The visit by Professor Anderson and his team is part of MoSSaiC (Management of Slope Stability in Communities), a project set up by Bristol University and currently being piloted in St Lucia in partnership with the Government. 

MoSSaiC was developed as a result of the success of a software package for assessing landslide risk, created by Professor Anderson and his colleagues some years ago.  Called CHASM (Combined Hydrology and Stability Model), the software has been used on a number of major engineering projects in developing countries across the world and has been featured on BBC Radio 4 Science Now.  However, the software’s inventors were keen to provide these countries with more than just external technical input – and so MoSSaiC was born. 

The project aims to provide not only computer software but a whole range of advice and training to ensure ‘capacity build’ takes place at the community level on landslide prediction and monitoring – thus making the Government less reliant on outside help in tackling the problem. 

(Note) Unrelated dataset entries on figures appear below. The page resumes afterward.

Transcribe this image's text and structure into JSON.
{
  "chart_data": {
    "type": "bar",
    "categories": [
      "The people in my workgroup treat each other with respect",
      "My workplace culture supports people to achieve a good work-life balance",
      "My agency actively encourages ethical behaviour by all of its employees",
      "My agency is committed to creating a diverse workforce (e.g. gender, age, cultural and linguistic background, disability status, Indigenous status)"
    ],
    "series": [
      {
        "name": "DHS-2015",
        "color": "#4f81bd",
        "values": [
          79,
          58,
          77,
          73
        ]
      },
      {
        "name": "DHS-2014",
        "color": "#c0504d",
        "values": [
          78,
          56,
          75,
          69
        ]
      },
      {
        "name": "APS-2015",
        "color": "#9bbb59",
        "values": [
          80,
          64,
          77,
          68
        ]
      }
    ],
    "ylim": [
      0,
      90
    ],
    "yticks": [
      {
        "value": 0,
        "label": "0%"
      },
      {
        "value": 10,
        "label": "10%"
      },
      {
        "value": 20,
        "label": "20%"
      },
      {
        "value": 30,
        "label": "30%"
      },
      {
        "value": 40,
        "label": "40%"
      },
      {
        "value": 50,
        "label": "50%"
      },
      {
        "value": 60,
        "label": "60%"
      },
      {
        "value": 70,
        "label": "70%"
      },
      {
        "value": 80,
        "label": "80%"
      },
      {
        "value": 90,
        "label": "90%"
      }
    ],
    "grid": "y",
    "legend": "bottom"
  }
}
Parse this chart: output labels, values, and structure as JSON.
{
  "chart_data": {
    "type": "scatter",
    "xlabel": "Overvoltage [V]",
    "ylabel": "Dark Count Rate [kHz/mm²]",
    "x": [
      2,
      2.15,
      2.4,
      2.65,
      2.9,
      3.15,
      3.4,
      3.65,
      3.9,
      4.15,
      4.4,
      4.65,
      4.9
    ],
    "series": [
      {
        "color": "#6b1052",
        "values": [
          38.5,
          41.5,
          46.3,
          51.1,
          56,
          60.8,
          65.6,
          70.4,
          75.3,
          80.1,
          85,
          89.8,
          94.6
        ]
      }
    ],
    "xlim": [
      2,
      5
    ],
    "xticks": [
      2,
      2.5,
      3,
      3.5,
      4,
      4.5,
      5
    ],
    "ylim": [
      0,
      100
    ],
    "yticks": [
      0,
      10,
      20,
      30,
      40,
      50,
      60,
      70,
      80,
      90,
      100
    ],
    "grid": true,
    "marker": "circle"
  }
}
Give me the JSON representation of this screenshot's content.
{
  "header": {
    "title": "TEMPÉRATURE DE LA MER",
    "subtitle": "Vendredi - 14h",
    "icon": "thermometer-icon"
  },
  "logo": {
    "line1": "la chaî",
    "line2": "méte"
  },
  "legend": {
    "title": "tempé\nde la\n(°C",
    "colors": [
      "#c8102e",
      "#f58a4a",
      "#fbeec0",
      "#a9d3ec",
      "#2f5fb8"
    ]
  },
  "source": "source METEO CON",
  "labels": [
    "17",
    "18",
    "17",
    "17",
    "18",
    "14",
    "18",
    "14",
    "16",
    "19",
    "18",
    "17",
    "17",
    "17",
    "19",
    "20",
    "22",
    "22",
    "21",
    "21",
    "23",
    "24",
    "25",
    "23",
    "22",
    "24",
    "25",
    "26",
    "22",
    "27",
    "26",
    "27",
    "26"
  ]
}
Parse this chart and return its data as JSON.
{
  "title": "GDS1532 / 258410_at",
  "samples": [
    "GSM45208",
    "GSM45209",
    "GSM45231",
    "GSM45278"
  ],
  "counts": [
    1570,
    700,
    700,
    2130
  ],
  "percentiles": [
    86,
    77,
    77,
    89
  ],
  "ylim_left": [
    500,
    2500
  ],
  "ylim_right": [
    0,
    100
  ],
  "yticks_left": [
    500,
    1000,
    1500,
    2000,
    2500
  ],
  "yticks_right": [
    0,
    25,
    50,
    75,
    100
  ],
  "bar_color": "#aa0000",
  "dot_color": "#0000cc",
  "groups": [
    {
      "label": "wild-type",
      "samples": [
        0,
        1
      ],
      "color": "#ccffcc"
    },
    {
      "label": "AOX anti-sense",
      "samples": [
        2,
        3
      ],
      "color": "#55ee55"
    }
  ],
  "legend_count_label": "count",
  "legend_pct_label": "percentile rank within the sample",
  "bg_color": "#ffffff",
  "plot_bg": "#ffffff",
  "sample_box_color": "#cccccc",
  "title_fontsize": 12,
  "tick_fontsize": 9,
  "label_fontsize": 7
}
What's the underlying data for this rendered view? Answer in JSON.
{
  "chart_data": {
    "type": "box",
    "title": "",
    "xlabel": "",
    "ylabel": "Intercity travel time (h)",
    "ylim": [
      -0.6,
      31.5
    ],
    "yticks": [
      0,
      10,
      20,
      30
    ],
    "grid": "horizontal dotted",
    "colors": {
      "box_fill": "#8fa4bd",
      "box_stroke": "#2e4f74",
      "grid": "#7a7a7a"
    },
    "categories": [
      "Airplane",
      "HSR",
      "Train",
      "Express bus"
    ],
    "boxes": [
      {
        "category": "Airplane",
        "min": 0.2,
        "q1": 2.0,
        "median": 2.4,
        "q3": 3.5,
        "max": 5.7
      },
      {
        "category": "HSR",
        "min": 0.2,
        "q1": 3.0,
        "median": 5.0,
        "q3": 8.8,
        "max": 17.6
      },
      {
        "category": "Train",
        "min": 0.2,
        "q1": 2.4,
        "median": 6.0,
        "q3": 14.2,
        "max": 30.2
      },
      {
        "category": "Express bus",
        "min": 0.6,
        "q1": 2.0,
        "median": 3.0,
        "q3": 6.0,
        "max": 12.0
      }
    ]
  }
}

In St Lucia, the Minister of Agriculture has already provided the University with a team of government staff to help implement the project and the Ministry of Public Works has recently established a local field team to undertake slope stability assessments on road cut sites.  The slope inventory they provide has been fed into CHASM software to analyse landslide risk and importantly to prioritise expenditure and maintenance programmes.  

Professor Anderson said: “We are greatly looking forward to taking our work into shanty housing areas in St Lucia and working with the communities there.  Community ‘capacity build’ is the key element in the MoSSaiC project and so we will, in partnership, be enhancing community skills with which to tackle landslide hazard – skills that can be readily  passed on to others.  This kind of knowledge transfer is wonderful as the costs are small but the practical and social benefits can be enormous.” 

CHASM (Combined Hydrology and Stability Model)

CHASM is a computer program designed to help countries with high rainfall predict and control devastating landslides.  Countries with heavy tropical rain often find that important and expensive development projects can be ruined by landslides caused by this rain. 

The CHASM program, when fed the relevant data, can calculate the changes in the water table of a slope and suggest the angle of slope least likely to result in a landslide.  The program is the result of 18 years of research at Bristol University on the flow of water over and through soil and the development of mathematical modelling of water flow. 

The software is now well established within the wider engineering community.  The Windows version is sold by the University through Bristol Innovations Ltd.